Si les tribulations d’un
petit colon à Madagascar, que nous avons publiées récemment, sont attristantes
parce qu’elles mettent trop souvent en évidence les regrettables discordes qui
existent entre colons, elles montrent aussi que la vieille gaieté française ne
perd jamais ses droits.
Cette faculté de
s’amuser, même de ses propres déboires, est l’une des caractéristiques les plus
encourageantes pour l’avenir de notre race, car elle prouve que nous ne perdons
jamais courage.
Un prospecteur de
Madagascar, qui se heurtait à de sérieuses difficultés pour se procurer la
main-d’œuvre nécessaire, trouva un moyen ingénieux, sinon irréprochable, d’en…

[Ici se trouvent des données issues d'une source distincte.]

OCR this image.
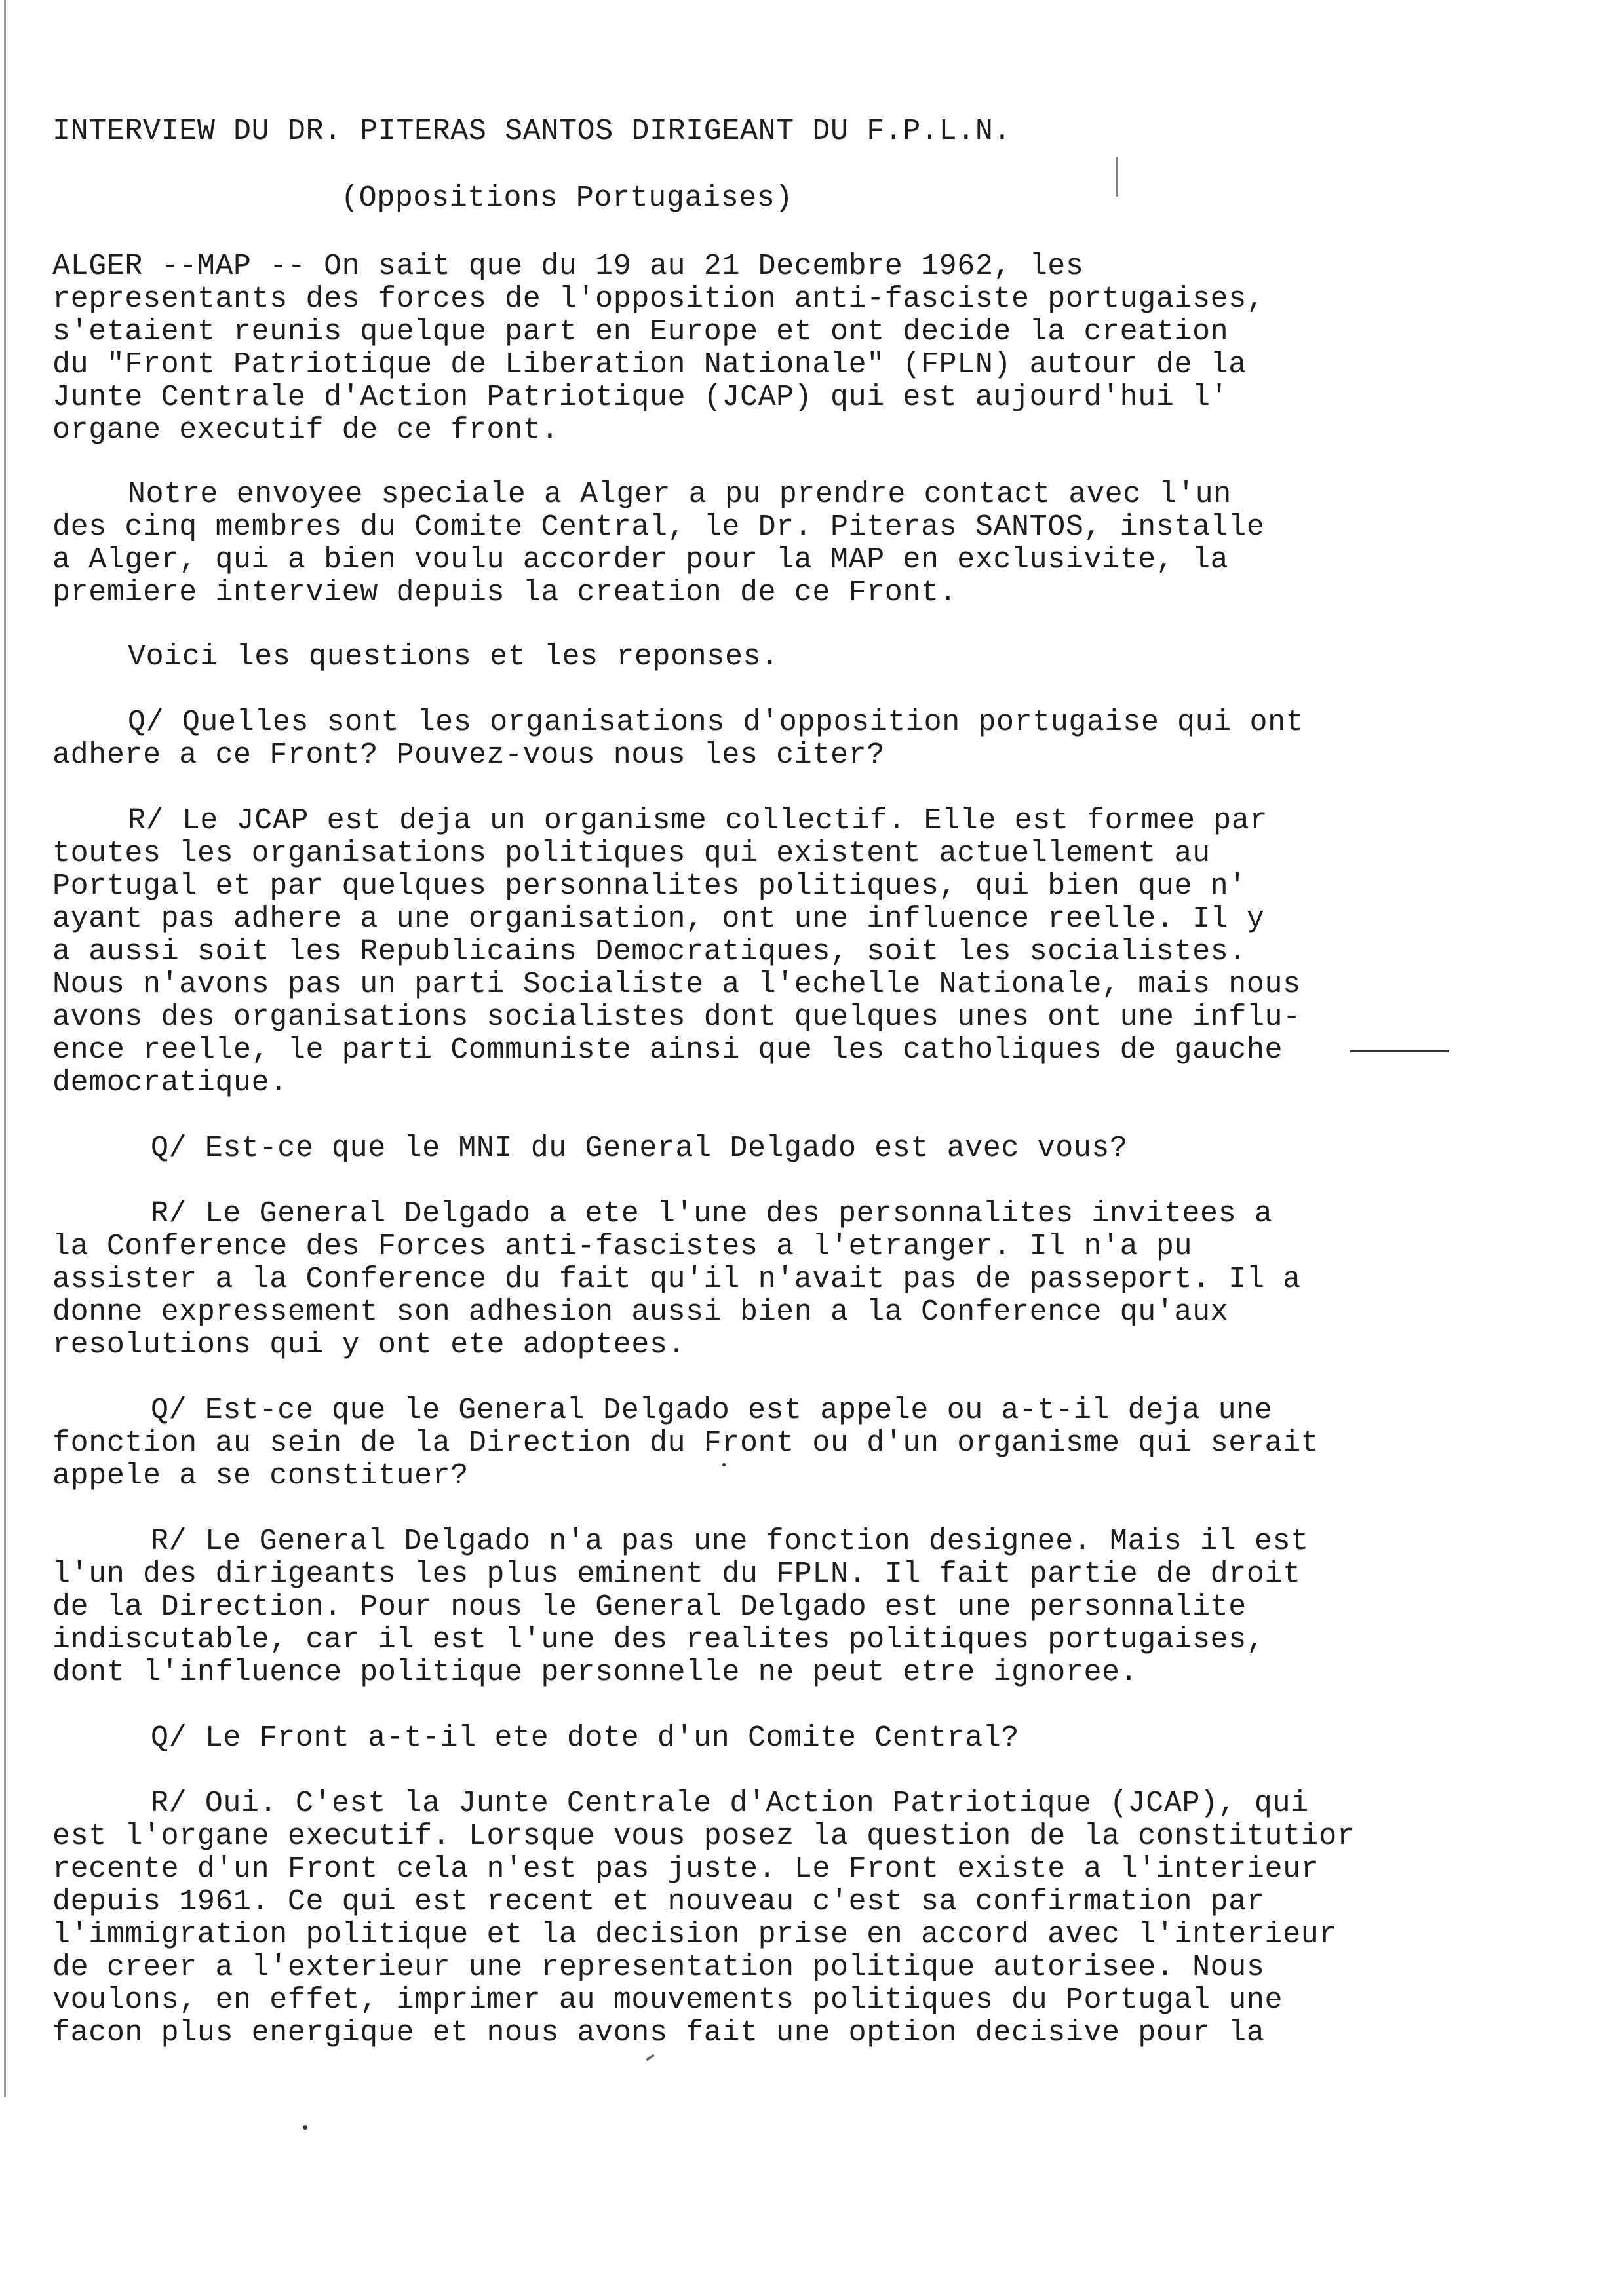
INTERVIEW DU DR. PITERAS SANTOS DIRIGEANT DU F.P.L.N.

(Oppositions Portugaises)

ALGER --MAP -- On sait que du 19 au 21 Decembre 1962, les

representants des forces de l'opposition anti-fasciste portugaises,

s'etaient reunis quelque part en Europe et ont decide la creation

du "Front Patriotique de Liberation Nationale" (FPLN) autour de la

Junte Centrale d'Action Patriotique (JCAP) qui est aujourd'hui l'

organe executif de ce front.

Notre envoyee speciale a Alger a pu prendre contact avec l'un

des cinq membres du Comite Central, le Dr. Piteras SANTOS, installe

a Alger, qui a bien voulu accorder pour la MAP en exclusivite, la

premiere interview depuis la creation de ce Front.

Voici les questions et les reponses.

Q/ Quelles sont les organisations d'opposition portugaise qui ont

adhere a ce Front? Pouvez-vous nous les citer?

R/ Le JCAP est deja un organisme collectif. Elle est formee par

toutes les organisations politiques qui existent actuellement au

Portugal et par quelques personnalites politiques, qui bien que n'

ayant pas adhere a une organisation, ont une influence reelle. Il y

a aussi soit les Republicains Democratiques, soit les socialistes.

Nous n'avons pas un parti Socialiste a l'echelle Nationale, mais nous

avons des organisations socialistes dont quelques unes ont une influ-

ence reelle, le parti Communiste ainsi que les catholiques de gauche

democratique.

Q/ Est-ce que le MNI du General Delgado est avec vous?

R/ Le General Delgado a ete l'une des personnalites invitees a

la Conference des Forces anti-fascistes a l'etranger. Il n'a pu

assister a la Conference du fait qu'il n'avait pas de passeport. Il a

donne expressement son adhesion aussi bien a la Conference qu'aux

resolutions qui y ont ete adoptees.

Q/ Est-ce que le General Delgado est appele ou a-t-il deja une

fonction au sein de la Direction du Front ou d'un organisme qui serait

appele a se constituer?

R/ Le General Delgado n'a pas une fonction designee. Mais il est

l'un des dirigeants les plus eminent du FPLN. Il fait partie de droit

de la Direction. Pour nous le General Delgado est une personnalite

indiscutable, car il est l'une des realites politiques portugaises,

dont l'influence politique personnelle ne peut etre ignoree.

Q/ Le Front a-t-il ete dote d'un Comite Central?

R/ Oui. C'est la Junte Centrale d'Action Patriotique (JCAP), qui

est l'organe executif. Lorsque vous posez la question de la constitutior

recente d'un Front cela n'est pas juste. Le Front existe a l'interieur

depuis 1961. Ce qui est recent et nouveau c'est sa confirmation par

l'immigration politique et la decision prise en accord avec l'interieur

de creer a l'exterieur une representation politique autorisee. Nous

voulons, en effet, imprimer au mouvements politiques du Portugal une

facon plus energique et nous avons fait une option decisive pour la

emprunter à son voisin. Il fit tout simplement courir le bruit que les galeries
éboulées du dit voisin recélaient des travailleurs ensevelis et qu’il avait
défendu de parler de cet incident pour ne pas s’attirer d’affaires.
Nous laissons ici la
parole à l’intéressé, qui nous raconte dans les termes suivants les
persécutions dont il fut victime à la suite de cette dénonciation
calomnieuse :
« M. Qui-de-droit,
dont je ne saurais dire si, en la circonstance, il a été léger… ou le
contraire, fit immédiatement tout mettre en mouvement. Pendant deux mois,
officier de police judiciaire, contrôleur des mines, miliciens, sévirent sur
mon toby.
« Je voyais,
mélancoliquement, mes hommes s’en aller un à un ; ce n’était pourtant pas
pour cela que j’étais venu à Madagascar et que je paye exactement mes taxes et
mes impôts !
« Enfin, ma galerie
complètement déblayée à l’endroit de l’éboulement, on ne trouve pas le plus
petit tibia de mulet, pas le plus petit os de mouton, dont on pût parler dans
un rapport. L’invasion s’éloigne et je me frotte les mains ; je n’ai perdu
que cent hommes à peine, deux mois de travail, et il ne me faudra guère plus de
six mois pour ramener mes hommes dispersés…
« Allons, il n’y a
pas encore trop de mal. »
Avouez que peu de
métropolitains, fussent-ils animés de l’esprit parisien le plus sceptique et le
plus gouailleur, auraient pris la chose aussi gaiement.
S’il s’était agi
d’étrangers, l’incident aurait certainement eu des suites diplomatiques.